Answer the following in a markdown cell: do you think imputation hurt or helped the classifier?

In [16]:
# fill in df_melb missing values with HW6 imputation
# ... since scikit-learn cannot handle missing values

# Imputation training: create and populate dict
dict_imputation = dict()
for col in list(df_melb.columns):
    if col == 'Type':
        continue
    else:
        dict_imputation[col] = df_melb[col].mean()
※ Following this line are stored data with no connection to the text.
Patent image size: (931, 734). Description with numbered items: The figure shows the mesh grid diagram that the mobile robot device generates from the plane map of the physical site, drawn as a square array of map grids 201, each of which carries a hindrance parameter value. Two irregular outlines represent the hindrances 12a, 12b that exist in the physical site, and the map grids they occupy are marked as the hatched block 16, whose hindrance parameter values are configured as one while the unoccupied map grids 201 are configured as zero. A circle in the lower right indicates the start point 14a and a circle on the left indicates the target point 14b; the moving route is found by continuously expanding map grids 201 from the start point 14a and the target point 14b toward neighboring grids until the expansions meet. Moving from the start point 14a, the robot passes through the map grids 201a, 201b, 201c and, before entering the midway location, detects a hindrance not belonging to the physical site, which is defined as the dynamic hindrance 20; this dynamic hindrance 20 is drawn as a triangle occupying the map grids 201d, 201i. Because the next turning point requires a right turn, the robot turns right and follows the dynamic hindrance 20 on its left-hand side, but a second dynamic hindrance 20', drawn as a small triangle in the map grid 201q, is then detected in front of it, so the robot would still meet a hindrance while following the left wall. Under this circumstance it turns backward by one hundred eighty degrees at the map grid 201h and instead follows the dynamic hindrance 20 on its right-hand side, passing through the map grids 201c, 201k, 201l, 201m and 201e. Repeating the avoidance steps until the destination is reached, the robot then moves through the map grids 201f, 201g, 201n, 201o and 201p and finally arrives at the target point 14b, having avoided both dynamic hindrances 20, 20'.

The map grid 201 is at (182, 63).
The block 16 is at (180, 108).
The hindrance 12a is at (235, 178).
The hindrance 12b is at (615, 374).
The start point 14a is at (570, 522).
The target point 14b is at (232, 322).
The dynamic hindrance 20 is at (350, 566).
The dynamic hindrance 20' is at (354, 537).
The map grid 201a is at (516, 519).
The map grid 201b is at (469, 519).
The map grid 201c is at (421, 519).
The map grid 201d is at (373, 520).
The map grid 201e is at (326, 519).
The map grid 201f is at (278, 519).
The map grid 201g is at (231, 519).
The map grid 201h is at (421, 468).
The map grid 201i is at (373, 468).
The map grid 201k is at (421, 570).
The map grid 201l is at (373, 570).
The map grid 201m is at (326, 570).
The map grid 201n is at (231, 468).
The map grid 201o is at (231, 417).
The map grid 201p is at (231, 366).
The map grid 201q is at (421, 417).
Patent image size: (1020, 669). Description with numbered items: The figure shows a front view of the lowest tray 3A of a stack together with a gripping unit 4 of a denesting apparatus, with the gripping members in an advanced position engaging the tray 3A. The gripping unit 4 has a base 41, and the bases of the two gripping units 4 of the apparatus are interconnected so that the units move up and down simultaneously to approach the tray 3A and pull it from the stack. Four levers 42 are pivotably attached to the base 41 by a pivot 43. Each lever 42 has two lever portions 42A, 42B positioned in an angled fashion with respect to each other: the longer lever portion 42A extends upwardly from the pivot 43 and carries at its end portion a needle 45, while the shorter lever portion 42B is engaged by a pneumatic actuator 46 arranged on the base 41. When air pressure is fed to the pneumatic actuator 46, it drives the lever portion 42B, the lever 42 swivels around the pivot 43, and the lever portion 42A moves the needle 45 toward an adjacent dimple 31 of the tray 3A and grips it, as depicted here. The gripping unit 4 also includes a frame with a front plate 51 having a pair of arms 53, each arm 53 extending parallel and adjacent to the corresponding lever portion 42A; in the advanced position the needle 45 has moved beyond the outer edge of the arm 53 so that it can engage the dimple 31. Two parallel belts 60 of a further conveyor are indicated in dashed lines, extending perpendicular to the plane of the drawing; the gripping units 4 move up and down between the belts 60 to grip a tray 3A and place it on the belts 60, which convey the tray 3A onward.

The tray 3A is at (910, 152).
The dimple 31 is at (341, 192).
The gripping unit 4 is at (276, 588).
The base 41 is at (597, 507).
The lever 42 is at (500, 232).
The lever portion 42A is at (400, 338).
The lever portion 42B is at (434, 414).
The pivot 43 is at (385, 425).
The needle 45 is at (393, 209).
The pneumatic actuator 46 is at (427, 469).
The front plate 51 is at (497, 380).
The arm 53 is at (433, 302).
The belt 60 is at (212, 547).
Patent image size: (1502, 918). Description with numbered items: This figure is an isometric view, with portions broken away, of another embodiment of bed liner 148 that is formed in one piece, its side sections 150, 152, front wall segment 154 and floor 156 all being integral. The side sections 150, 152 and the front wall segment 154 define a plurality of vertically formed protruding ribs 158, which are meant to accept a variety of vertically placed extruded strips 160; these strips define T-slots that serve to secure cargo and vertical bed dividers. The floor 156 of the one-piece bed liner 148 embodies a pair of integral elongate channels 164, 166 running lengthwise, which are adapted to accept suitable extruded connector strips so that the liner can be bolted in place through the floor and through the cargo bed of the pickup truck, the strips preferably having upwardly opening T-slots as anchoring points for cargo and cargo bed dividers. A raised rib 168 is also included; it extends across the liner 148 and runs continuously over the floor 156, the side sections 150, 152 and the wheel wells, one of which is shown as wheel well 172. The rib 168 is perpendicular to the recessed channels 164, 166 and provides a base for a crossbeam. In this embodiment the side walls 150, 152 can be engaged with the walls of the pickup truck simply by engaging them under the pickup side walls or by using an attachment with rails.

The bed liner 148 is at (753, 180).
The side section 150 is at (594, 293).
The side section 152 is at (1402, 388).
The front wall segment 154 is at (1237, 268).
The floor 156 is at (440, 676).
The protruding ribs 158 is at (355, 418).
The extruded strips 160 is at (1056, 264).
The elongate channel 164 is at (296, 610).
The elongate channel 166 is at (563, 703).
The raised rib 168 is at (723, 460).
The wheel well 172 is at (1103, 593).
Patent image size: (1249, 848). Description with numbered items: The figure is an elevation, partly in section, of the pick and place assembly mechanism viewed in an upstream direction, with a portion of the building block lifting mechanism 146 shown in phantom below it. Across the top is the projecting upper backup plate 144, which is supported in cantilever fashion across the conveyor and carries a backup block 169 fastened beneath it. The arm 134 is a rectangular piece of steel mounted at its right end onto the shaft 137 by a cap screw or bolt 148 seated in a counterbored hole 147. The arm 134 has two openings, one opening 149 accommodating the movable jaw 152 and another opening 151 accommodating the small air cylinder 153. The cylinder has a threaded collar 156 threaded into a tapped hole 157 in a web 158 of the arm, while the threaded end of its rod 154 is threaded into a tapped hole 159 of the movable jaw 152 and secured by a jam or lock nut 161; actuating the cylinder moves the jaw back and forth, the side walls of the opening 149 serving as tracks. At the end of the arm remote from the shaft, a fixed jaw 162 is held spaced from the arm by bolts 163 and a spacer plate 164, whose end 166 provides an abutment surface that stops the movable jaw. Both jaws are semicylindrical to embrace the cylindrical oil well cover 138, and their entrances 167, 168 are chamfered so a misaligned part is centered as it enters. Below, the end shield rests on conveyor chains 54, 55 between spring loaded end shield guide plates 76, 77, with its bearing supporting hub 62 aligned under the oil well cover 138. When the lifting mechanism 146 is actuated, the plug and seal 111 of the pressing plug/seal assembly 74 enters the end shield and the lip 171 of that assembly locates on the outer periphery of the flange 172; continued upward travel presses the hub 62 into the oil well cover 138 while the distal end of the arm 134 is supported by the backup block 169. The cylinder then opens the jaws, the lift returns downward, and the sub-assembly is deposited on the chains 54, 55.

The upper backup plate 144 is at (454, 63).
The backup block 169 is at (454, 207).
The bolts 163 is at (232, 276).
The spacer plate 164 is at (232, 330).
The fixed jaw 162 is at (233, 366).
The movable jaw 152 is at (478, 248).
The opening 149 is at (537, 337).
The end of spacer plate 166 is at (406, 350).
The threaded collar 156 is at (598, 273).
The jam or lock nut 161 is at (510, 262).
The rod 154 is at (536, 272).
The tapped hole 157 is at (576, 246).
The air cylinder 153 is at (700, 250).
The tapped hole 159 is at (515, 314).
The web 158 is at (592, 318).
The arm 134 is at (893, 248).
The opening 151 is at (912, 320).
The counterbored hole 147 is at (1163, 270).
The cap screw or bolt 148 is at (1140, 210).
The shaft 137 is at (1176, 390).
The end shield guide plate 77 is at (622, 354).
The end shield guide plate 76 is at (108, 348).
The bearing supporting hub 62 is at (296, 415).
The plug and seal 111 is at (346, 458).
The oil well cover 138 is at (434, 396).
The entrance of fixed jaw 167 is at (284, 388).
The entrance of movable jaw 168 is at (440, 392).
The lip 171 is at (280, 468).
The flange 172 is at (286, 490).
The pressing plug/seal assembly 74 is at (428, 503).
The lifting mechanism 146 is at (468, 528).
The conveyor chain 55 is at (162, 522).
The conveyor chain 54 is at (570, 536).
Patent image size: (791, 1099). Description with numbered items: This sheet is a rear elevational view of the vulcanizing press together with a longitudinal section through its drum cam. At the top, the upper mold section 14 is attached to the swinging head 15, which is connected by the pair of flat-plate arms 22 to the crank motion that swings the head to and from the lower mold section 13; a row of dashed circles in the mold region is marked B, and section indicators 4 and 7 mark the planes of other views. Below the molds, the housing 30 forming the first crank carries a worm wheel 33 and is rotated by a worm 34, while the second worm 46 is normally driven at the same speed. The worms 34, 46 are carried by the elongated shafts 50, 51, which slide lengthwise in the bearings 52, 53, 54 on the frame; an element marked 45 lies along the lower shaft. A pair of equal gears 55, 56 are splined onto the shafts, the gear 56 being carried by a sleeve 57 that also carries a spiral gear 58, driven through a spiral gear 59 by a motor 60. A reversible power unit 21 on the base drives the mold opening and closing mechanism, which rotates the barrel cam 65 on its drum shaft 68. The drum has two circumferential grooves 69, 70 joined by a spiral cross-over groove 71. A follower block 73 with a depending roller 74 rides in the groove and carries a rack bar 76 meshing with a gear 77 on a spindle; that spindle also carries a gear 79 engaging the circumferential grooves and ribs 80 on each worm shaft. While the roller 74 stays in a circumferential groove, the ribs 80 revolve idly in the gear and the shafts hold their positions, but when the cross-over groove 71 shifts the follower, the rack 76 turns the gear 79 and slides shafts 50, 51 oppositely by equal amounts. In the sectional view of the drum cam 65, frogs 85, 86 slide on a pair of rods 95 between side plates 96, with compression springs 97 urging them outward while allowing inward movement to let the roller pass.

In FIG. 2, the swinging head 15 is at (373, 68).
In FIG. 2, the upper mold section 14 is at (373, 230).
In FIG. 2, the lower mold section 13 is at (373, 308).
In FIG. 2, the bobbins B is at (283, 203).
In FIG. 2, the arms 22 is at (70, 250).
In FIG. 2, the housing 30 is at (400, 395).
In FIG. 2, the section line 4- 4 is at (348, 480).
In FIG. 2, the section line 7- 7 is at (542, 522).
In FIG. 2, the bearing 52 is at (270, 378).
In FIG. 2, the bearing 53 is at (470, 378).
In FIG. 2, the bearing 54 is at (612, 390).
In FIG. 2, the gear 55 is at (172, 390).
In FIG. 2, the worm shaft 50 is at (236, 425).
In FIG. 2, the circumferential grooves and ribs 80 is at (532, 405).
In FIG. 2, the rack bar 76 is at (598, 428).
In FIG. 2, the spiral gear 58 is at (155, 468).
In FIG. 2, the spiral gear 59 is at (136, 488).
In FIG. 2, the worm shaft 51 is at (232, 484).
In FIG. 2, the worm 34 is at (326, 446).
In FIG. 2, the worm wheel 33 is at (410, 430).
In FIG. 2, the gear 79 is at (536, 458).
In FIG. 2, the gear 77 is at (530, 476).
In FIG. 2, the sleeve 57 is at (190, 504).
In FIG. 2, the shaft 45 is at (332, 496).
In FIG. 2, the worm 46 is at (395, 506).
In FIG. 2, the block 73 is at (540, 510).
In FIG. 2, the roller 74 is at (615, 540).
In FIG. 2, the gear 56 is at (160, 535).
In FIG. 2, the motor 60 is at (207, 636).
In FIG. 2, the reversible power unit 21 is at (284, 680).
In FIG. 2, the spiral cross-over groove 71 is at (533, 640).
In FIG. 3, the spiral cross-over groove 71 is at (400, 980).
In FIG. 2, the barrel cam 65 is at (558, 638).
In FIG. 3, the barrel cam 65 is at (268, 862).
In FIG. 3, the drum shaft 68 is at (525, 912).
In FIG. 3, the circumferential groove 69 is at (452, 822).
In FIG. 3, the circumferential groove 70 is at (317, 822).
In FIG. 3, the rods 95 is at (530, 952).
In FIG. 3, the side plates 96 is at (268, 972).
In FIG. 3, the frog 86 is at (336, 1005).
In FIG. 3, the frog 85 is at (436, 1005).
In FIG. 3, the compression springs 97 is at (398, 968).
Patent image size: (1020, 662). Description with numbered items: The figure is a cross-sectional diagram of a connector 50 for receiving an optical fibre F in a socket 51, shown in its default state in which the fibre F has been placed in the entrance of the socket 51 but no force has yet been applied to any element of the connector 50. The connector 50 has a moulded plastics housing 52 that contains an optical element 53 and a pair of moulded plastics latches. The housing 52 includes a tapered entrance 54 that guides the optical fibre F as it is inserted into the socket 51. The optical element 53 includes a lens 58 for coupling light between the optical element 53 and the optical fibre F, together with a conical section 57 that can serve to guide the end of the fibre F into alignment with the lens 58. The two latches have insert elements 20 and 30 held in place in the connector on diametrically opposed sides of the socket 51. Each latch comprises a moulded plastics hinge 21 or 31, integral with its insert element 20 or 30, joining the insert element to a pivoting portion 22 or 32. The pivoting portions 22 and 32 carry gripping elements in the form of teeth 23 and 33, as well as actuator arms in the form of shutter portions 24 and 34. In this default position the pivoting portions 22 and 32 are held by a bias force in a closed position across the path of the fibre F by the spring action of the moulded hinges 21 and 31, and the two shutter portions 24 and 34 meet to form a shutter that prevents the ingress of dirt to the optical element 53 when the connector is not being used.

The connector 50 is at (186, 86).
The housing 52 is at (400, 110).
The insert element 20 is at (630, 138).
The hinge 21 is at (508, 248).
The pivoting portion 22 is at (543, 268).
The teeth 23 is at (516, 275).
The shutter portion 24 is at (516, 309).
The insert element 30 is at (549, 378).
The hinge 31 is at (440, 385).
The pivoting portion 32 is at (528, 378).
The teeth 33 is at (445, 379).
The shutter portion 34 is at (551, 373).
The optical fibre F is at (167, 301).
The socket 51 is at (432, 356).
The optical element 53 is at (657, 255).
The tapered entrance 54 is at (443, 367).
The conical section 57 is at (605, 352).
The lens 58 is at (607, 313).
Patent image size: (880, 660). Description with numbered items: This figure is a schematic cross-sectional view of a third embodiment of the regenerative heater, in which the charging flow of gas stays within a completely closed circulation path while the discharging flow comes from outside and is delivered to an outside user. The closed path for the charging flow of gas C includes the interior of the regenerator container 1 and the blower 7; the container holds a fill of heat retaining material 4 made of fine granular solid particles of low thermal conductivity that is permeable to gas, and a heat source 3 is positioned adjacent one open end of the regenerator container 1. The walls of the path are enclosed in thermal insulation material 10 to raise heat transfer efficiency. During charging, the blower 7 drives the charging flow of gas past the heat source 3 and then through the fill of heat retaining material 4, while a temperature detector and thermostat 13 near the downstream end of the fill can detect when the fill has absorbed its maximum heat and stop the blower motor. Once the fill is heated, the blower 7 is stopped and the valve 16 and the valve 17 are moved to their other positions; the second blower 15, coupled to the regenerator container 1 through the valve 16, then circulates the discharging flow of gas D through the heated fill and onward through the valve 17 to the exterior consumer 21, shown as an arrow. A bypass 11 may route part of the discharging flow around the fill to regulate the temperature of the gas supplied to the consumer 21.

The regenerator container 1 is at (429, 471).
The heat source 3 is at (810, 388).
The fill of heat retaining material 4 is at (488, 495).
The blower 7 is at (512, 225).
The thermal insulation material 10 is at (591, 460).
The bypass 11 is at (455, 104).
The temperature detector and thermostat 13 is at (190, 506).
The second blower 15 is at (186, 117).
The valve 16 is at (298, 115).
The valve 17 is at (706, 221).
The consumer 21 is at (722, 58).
    # in same loop, fill in NaN with calculated mean (using .fillna() )
    df_melb = df_melb.fillna({col:dict_imputation[col]})


In [17]:
# Seperate the attributes from the target_col
# split df_melb (TRAIN) into df_X and s_y. this is already done for test (X_test, y_test)
s_y = df_melb[target_col]
df_X = df_melb.drop(columns=[target_col])
    
# Imputation - now apply it on the test data (called X_test)
# we use the means from the TRAIN data for the test imputation, avoiding data spillage
for col in list(X_test.columns):
    X_test = X_test.fillna({col:dict_imputation[col]})

In [18]:
gnb = GaussianNB()
y_pred = gnb.fit(df_X, s_y).predict(X_test) # fit w train, predict X_test

In [19]:
acc = (y_test != y_pred).sum()/X_test.shape[0]
print('Accuracy is {:.2f}%'.format(acc*100))

Accuracy is 55.00%


## Imputation changed the accuracy to 55% from an original 48%. This 7% is significant when dealing with a large amount of individual residental structures (in the df_Melb case), in which case lack of imputation could result in hundreds of misclassifications. Therefore, I would say that it helped rather than hurt.